Je souhaite noter que l'appareil de l'Etat est visiblement tendu. Il est vrai qu'on a demandé beaucoup d'efforts à nos fonctionnaires. En fait, l'Etat a beaucoup changé. Par exemple, il ne s'occupait pas de l'emploi il y a vingt ans, alors qu'il est mobilisé maintenant sur ce sujet.

De même, nos fonctionnaires territoriaux sont un peu épuisés. On leur demande tellement de choses. Des textes nouveaux leur tombent dessus toutes les semaines. D'où le sentiment qu'une respiration serait bénéfique. La fonction publique territoriale vit dans un esprit d'efficacité, d'évaluation, de programmation. Elle a besoin de prendre le temps d'y voir clair.

Au moment de la bascule des générations, où l'on va beaucoup recruter, il ne faut pas décourager ceux qui souhaitent la rejoindre. Nous avons besoin d'eux.

Mme Mireille CELLIER. - Je voulais simplement revenir sur les propos contenus des maires qui ont pris la parole, que je partage pour la plupart.
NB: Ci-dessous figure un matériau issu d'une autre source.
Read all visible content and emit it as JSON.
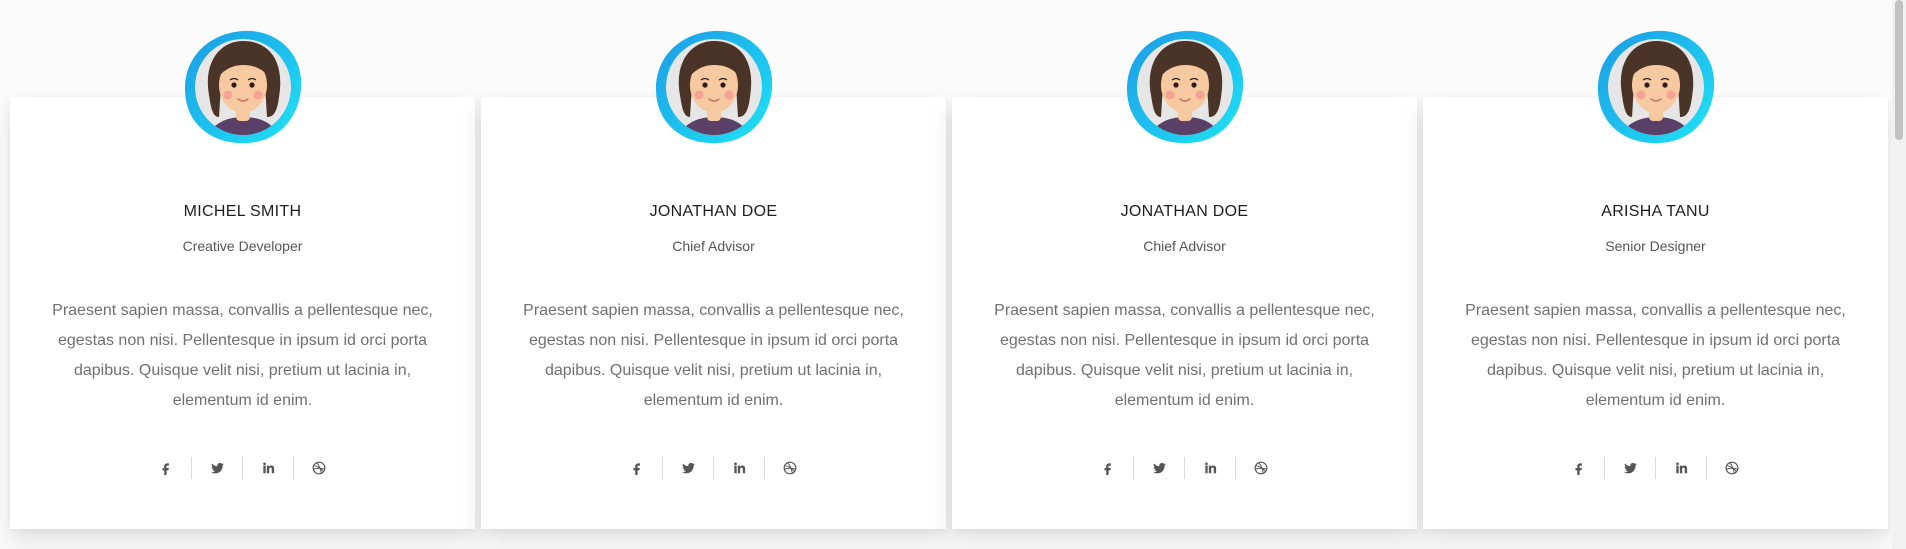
{
  "team": [
    {
      "name": "MICHEL SMITH",
      "role": "Creative Developer",
      "bio": "Praesent sapien massa, convallis a pellentesque nec, egestas non nisi. Pellentesque in ipsum id orci porta dapibus. Quisque velit nisi, pretium ut lacinia in, elementum id enim.",
      "social": [
        "facebook-icon",
        "twitter-icon",
        "linkedin-icon",
        "dribbble-icon"
      ]
    },
    {
      "name": "JONATHAN DOE",
      "role": "Chief Advisor",
      "bio": "Praesent sapien massa, convallis a pellentesque nec, egestas non nisi. Pellentesque in ipsum id orci porta dapibus. Quisque velit nisi, pretium ut lacinia in, elementum id enim.",
      "social": [
        "facebook-icon",
        "twitter-icon",
        "linkedin-icon",
        "dribbble-icon"
      ]
    },
    {
      "name": "JONATHAN DOE",
      "role": "Chief Advisor",
      "bio": "Praesent sapien massa, convallis a pellentesque nec, egestas non nisi. Pellentesque in ipsum id orci porta dapibus. Quisque velit nisi, pretium ut lacinia in, elementum id enim.",
      "social": [
        "facebook-icon",
        "twitter-icon",
        "linkedin-icon",
        "dribbble-icon"
      ]
    },
    {
      "name": "ARISHA TANU",
      "role": "Senior Designer",
      "bio": "Praesent sapien massa, convallis a pellentesque nec, egestas non nisi. Pellentesque in ipsum id orci porta dapibus. Quisque velit nisi, pretium ut lacinia in, elementum id enim.",
      "social": [
        "facebook-icon",
        "twitter-icon",
        "linkedin-icon",
        "dribbble-icon"
      ]
    }
  ],
  "colors": {
    "accent_cyan": "#1ee3f5",
    "accent_blue": "#1c9be6",
    "hair": "#4a3428",
    "skin": "#f7c9a0",
    "shirt": "#5a3f66"
  }
}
Je voudrais que l'on se recentre sur les responsabilités du maire. Je relève des termes comme "de plus en plus de complexité" ou "lenteur". Un maire disait tout à l'heure qu'il a présenté un dossier à l'ANRU il y a un an et qu'il ne sait toujours pas ce qu'il va faire d'un îlot en attente de réhabilitation au coeur du secteur sauvegardé de la ville.
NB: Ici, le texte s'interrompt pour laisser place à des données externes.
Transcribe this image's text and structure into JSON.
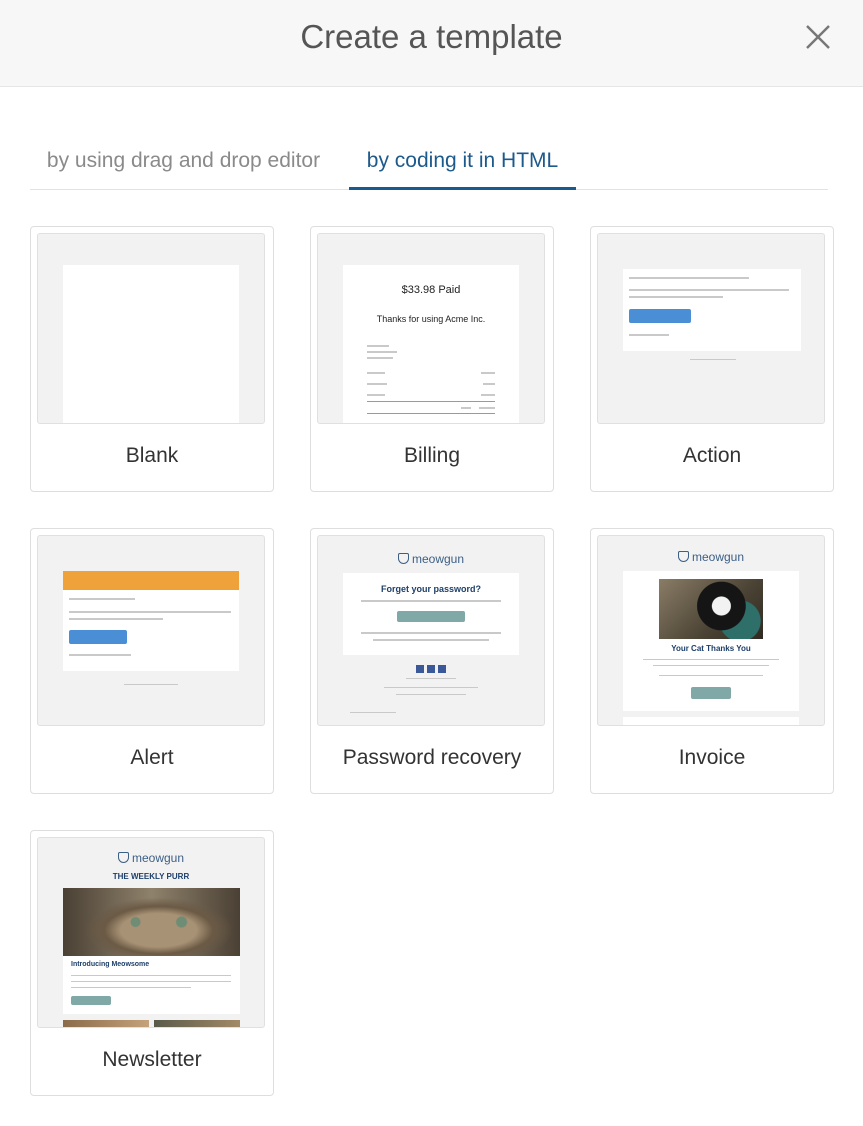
{
  "header": {
    "title": "Create a template"
  },
  "icons": {
    "close": "close-icon",
    "brand": "meowgun-shield-icon"
  },
  "tabs": [
    {
      "label": "by using drag and drop editor",
      "active": false
    },
    {
      "label": "by coding it in HTML",
      "active": true
    }
  ],
  "templates": [
    {
      "name": "Blank"
    },
    {
      "name": "Billing"
    },
    {
      "name": "Action"
    },
    {
      "name": "Alert"
    },
    {
      "name": "Password recovery"
    },
    {
      "name": "Invoice"
    },
    {
      "name": "Newsletter"
    }
  ],
  "previews": {
    "billing": {
      "amount": "$33.98 Paid",
      "thanks": "Thanks for using Acme Inc."
    },
    "password": {
      "brand": "meowgun",
      "heading": "Forget your password?"
    },
    "invoice": {
      "brand": "meowgun",
      "heading": "Your Cat Thanks You"
    },
    "newsletter": {
      "brand": "meowgun",
      "heading": "THE WEEKLY PURR",
      "article_title": "Introducing Meowsome"
    }
  },
  "colors": {
    "accent": "#1d5a8c",
    "alert_bar": "#f0a23a",
    "action_button": "#4a8fd6",
    "brand_button": "#7fa8a6"
  }
}
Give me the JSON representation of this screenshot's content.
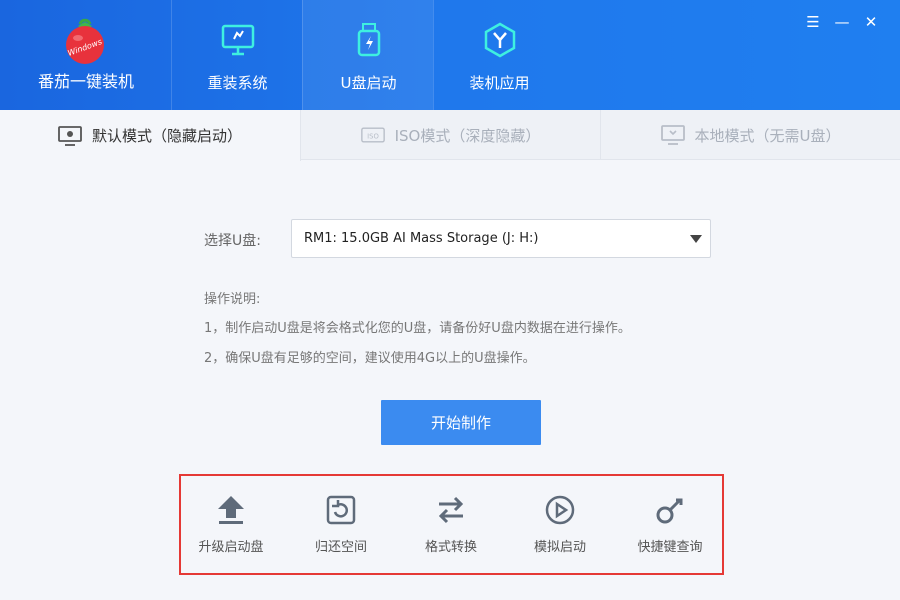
{
  "app": {
    "name": "番茄一键装机",
    "logo_text": "Windows"
  },
  "nav": [
    {
      "label": "重装系统",
      "icon": "monitor-icon"
    },
    {
      "label": "U盘启动",
      "icon": "usb-icon"
    },
    {
      "label": "装机应用",
      "icon": "apps-icon"
    }
  ],
  "window_controls": {
    "menu": "☰",
    "minimize": "—",
    "close": "✕"
  },
  "tabs": [
    {
      "label": "默认模式（隐藏启动）",
      "icon": "monitor-icon",
      "active": true
    },
    {
      "label": "ISO模式（深度隐藏）",
      "icon": "iso-icon",
      "active": false
    },
    {
      "label": "本地模式（无需U盘）",
      "icon": "computer-icon",
      "active": false
    }
  ],
  "usb_select": {
    "label": "选择U盘:",
    "value": "RM1: 15.0GB AI Mass Storage (J: H:)"
  },
  "instructions": {
    "title": "操作说明:",
    "lines": [
      "1，制作启动U盘是将会格式化您的U盘，请备份好U盘内数据在进行操作。",
      "2，确保U盘有足够的空间，建议使用4G以上的U盘操作。"
    ]
  },
  "start_button": "开始制作",
  "tools": [
    {
      "label": "升级启动盘",
      "icon": "upload-arrow-icon"
    },
    {
      "label": "归还空间",
      "icon": "restore-icon"
    },
    {
      "label": "格式转换",
      "icon": "swap-arrows-icon"
    },
    {
      "label": "模拟启动",
      "icon": "play-icon"
    },
    {
      "label": "快捷键查询",
      "icon": "key-icon"
    }
  ],
  "colors": {
    "header": "#1f78ec",
    "button": "#3b8bf0",
    "highlight_border": "#e53935"
  }
}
Quelque part, les électeurs, les voisins, les associations avec qui nous avons travaillé posent des questions et je suis incapable de dire ce que nous allons faire.

Après avoir motivé ces personnes durant trois ou quatre mois, après les avoir harcelées pour qu'elles comprennent avec moi la position qu'il fallait adopter ensemble, nous nous retrouvons confrontés à des problèmes d'attente.

Se pose également le problème juridique : j'ai la chance d'être dans une ville de 15 000 habitants et d'avoir un conseil à la mairie, mais je me mets à la place des maires de plus petites communes qui sont obligés de se débrouiller seuls. Heureusement que l'Amicale des maires de France est là pour les soutenir et les encourager, sinon, j'imagine le découragement qui s'installe.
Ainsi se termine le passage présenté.